Kanal kanal geziyorum. Karşımda Meclis TV. Milletvekillerinden biri dizüstü bilgisayarı ile, lap top'la çıkmış kürsüye. Meclis'in bir bölümü, hemen makaraya alıyor arkadaşlarını. Meclis sıralarından kahkahalar yükseliyor.
Ne var bunda gülünecek, dalga geçilecek? Ha not defteri, ha lap top. İkisi de aynı işlevi görüyor. Milletvekili çağa ayak uydurmuş. Ne var bunda alay edilecek?
Günümüzün en önemli, en modern, en gözde iletişim aracı ile dalga geçen milletvekillerinden çağı yakalamalarını nasıl beklersiniz?
KIZINI DÖVME, SEV: "Böyle mi Olacaktı?"da Deniz mankenliğe merak sardı. Babası, kızına demediğini bırakmadı. Deniz'in babaannesi de oğlundan yana. "İyi yapıyor oğlan" diyordu. "Kızını dövmeyen dizini döver!"
Dede isyan ediyordu bu sözlere: "Dizini dövmeyeceksin, kızını seveceksin, ona iyiyi kötüyü öğreteceksin" diye haykırıyordu.
Hay ağzına sağlık dede. Her baba senin gibi düşünse, hiçbir kız evden kaçıp uçurum kenarlarında dolaşmaz.
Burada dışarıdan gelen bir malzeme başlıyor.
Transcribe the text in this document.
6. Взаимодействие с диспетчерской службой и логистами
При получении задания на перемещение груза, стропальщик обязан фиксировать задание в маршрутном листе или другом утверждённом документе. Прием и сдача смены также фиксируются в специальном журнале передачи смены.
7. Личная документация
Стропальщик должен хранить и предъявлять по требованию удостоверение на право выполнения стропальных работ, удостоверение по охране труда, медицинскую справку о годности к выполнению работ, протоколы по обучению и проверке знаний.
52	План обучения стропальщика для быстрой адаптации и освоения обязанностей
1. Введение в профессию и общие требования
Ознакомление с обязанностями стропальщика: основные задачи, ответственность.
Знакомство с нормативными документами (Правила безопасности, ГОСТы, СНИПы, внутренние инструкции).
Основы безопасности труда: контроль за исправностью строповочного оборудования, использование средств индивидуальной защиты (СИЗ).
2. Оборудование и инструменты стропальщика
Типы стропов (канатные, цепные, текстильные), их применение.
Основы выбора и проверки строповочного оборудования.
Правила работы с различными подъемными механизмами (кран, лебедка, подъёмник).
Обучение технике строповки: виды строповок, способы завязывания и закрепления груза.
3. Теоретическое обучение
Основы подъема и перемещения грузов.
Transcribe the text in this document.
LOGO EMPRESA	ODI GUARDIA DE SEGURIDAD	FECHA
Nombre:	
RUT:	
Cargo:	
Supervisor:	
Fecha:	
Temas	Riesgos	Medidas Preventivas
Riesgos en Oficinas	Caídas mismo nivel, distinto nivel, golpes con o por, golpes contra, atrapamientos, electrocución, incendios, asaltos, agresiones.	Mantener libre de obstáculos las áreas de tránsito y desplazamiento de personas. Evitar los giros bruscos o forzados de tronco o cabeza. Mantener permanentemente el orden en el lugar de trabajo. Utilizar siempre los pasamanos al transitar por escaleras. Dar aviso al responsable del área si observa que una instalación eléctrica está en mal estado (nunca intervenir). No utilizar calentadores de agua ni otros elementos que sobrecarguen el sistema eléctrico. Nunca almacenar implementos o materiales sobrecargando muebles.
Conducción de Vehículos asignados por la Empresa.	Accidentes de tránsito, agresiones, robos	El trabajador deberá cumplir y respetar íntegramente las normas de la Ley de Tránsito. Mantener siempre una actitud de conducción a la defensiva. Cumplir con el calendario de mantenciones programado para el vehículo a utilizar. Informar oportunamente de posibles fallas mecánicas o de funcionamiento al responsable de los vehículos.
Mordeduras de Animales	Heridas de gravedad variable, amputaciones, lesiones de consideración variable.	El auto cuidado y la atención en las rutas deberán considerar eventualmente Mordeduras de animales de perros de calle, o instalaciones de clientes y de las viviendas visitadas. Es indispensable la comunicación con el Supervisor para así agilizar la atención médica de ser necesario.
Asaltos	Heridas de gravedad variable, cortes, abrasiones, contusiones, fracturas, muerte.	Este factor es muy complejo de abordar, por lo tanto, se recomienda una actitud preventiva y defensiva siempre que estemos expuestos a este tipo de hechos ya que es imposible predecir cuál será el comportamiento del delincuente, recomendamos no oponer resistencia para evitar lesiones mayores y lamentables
BİZ VE ONLAR: "Kobra Takibi"... Haydutlar bir yolcu otobüsünü kaçırmışlar. Silahı şoförün başına dayıyorlar, kırmızı ışıktan geçmesini istiyorlar. Bir anda etraf toz duman. Otobüse çarpan çarpana.
Bizde asla böyle bir şey olmazdı! Zira; Türk sürücü, kırmızı ışıkta bile her an karşısına bir aracın çıkacağının bilincindedir.
Asla paniklemezdi, otobüsün yanından yağ gibi süzülüp, geçerdi!